When all seemed lost, the tide began slowly to turn. By the end of the night, the tally stood at 55 percent for Wilson, 45 percent divided between the four others. Miraculously, at his lowest moment, Charlie had found his moorings. He hadn’t told his born-again constituents that he wanted their vote so that he could save the Afghans or even because he wanted to do in the Evil Empire. He hadn’t had to. Whatever it was about him, they liked what they saw. He was there to stay, with all his seniority and unsettling allies. And when he returned to the capital two days later, all his pent-up energy was turned on Langley.

 

 

 

At this very moment, Gust Avrakotos’s fortunes were also shifting. He had managed to win himself a powerful new patron. Ed Juchniewicz (pronounced Gin-oh-witz) was Clair George’s number two man, the associate deputy director for Operations.

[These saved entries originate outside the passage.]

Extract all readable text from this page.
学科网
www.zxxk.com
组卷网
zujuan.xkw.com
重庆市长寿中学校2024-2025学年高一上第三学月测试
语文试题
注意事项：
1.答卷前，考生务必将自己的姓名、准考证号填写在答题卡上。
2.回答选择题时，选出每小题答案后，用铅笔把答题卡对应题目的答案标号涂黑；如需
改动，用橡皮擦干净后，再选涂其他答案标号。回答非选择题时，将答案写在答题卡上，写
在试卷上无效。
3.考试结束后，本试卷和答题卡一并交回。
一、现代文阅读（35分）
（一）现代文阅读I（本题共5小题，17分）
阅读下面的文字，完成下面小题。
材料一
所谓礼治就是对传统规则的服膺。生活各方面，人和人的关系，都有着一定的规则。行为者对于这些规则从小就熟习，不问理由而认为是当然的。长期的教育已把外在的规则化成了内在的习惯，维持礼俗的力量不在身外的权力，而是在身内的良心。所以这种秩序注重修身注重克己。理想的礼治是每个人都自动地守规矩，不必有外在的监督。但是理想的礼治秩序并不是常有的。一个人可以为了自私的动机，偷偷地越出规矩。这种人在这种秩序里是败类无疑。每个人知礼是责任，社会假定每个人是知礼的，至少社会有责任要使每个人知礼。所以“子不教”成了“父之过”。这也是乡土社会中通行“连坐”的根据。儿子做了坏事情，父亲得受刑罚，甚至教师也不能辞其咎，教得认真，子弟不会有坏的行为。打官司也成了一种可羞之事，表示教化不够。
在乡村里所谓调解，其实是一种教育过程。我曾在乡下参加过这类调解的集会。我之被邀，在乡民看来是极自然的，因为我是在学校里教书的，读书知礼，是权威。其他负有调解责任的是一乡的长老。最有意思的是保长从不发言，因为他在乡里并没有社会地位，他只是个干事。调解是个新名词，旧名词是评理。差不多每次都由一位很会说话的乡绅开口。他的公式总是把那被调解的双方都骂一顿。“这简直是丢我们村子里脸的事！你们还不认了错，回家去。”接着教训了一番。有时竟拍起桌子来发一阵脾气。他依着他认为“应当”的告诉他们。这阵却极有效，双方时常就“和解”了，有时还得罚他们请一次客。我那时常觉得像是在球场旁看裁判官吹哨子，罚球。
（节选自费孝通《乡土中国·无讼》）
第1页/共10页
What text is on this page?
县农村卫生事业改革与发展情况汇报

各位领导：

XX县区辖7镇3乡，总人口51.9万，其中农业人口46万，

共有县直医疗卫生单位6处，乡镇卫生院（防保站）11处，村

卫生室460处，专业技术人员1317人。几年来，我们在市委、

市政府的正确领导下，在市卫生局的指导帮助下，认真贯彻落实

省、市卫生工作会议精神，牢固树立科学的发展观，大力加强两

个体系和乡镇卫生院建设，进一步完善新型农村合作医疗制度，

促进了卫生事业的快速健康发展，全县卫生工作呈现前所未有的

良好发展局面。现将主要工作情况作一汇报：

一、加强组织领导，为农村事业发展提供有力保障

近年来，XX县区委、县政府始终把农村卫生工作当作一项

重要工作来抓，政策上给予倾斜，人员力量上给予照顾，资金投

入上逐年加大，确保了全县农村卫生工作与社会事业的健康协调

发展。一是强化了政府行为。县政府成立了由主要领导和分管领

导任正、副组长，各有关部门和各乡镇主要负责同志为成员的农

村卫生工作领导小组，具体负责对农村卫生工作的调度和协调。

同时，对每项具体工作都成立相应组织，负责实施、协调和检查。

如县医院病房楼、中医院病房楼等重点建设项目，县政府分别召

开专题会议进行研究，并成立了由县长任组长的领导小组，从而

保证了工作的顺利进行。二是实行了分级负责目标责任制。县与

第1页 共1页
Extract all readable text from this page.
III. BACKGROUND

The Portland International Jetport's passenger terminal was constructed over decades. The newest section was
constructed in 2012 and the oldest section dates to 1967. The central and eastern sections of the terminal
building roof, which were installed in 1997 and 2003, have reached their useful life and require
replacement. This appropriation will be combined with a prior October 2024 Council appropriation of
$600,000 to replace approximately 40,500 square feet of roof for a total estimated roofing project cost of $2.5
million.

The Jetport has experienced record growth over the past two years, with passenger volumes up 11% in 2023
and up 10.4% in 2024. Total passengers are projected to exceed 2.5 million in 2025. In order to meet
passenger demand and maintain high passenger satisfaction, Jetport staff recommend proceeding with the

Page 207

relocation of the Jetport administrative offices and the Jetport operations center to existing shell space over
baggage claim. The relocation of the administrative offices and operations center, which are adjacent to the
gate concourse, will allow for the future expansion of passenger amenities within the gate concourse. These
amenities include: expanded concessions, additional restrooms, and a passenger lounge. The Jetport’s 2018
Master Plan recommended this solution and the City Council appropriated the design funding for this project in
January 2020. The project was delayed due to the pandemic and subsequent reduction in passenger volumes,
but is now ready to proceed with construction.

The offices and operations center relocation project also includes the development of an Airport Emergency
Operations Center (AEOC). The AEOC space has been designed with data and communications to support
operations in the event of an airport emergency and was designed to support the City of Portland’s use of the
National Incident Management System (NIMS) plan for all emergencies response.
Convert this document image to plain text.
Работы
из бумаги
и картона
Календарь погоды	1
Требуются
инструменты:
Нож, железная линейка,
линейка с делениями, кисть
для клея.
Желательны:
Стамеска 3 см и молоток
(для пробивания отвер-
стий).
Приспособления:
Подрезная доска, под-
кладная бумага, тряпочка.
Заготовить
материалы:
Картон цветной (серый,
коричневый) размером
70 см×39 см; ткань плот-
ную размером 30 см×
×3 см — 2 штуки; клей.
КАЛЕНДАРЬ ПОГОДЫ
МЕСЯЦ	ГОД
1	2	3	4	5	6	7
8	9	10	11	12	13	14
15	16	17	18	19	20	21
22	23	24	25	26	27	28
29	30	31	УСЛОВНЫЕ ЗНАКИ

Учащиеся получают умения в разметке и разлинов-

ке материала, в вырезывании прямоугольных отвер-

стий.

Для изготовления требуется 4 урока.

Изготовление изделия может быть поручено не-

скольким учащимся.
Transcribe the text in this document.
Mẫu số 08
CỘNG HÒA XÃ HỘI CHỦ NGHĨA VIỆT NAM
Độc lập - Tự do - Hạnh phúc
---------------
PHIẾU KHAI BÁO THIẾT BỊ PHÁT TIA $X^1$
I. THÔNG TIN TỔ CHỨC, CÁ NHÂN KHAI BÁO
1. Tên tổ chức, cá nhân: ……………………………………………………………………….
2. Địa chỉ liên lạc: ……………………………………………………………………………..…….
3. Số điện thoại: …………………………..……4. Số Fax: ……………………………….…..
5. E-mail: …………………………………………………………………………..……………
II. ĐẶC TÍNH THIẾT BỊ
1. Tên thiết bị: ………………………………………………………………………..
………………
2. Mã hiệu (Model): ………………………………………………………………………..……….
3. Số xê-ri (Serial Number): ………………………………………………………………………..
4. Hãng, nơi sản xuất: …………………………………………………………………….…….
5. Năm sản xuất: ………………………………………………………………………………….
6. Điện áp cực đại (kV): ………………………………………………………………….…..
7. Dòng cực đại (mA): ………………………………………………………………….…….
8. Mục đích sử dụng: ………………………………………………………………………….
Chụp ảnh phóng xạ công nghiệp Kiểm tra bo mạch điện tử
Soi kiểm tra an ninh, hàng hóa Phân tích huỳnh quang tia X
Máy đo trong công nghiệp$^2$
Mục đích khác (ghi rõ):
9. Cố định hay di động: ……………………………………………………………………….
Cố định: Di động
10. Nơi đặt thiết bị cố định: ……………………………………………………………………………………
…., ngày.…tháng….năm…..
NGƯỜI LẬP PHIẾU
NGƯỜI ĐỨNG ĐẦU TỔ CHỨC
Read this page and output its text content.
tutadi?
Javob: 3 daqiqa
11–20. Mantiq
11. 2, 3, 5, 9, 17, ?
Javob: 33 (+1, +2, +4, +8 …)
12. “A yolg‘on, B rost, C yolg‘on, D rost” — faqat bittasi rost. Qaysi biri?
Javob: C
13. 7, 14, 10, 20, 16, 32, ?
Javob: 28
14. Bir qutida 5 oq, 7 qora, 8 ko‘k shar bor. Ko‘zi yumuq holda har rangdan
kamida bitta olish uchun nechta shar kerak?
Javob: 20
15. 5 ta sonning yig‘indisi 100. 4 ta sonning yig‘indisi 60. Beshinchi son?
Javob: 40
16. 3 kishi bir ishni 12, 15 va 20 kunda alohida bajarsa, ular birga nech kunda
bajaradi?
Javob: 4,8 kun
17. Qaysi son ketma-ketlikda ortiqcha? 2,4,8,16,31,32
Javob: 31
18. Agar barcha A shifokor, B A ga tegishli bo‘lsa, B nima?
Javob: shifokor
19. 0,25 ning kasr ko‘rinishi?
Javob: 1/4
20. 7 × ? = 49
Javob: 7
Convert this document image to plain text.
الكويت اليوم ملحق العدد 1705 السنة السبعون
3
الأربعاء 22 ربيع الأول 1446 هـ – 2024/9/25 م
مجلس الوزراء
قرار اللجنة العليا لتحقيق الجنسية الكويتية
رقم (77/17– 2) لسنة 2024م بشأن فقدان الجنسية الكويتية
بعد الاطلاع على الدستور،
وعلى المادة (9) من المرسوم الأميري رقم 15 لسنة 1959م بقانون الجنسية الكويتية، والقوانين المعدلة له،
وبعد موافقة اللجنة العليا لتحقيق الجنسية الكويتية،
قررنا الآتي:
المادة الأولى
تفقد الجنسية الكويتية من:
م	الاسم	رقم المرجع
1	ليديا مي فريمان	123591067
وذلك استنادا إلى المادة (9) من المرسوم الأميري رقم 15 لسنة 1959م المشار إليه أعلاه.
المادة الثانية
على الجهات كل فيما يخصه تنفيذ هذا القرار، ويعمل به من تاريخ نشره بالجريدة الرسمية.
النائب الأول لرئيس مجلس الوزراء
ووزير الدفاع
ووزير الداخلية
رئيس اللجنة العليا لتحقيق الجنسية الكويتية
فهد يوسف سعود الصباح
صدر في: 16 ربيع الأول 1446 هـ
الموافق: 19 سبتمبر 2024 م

Like Gust, Juchniewicz was not part of the Agency’s old-boy elite. He was a second-generation American whose father had been born in Poland. A former marine, he had spent most of his first twenty years at the CIA in the Soviet division. Juchniewicz was a dyed-in-the-wool Communist hater, and by 1984 he was the second most important man in the Clandestine Services. Day in, day out, his primary responsibility was selecting officers for the division’s key assignments, but when Clair George was out of town he served as deputy director for Operations. He could be a powerful friend, and his thinking ran very differently from that of Chuck Cogan and the rest of the seventh floor.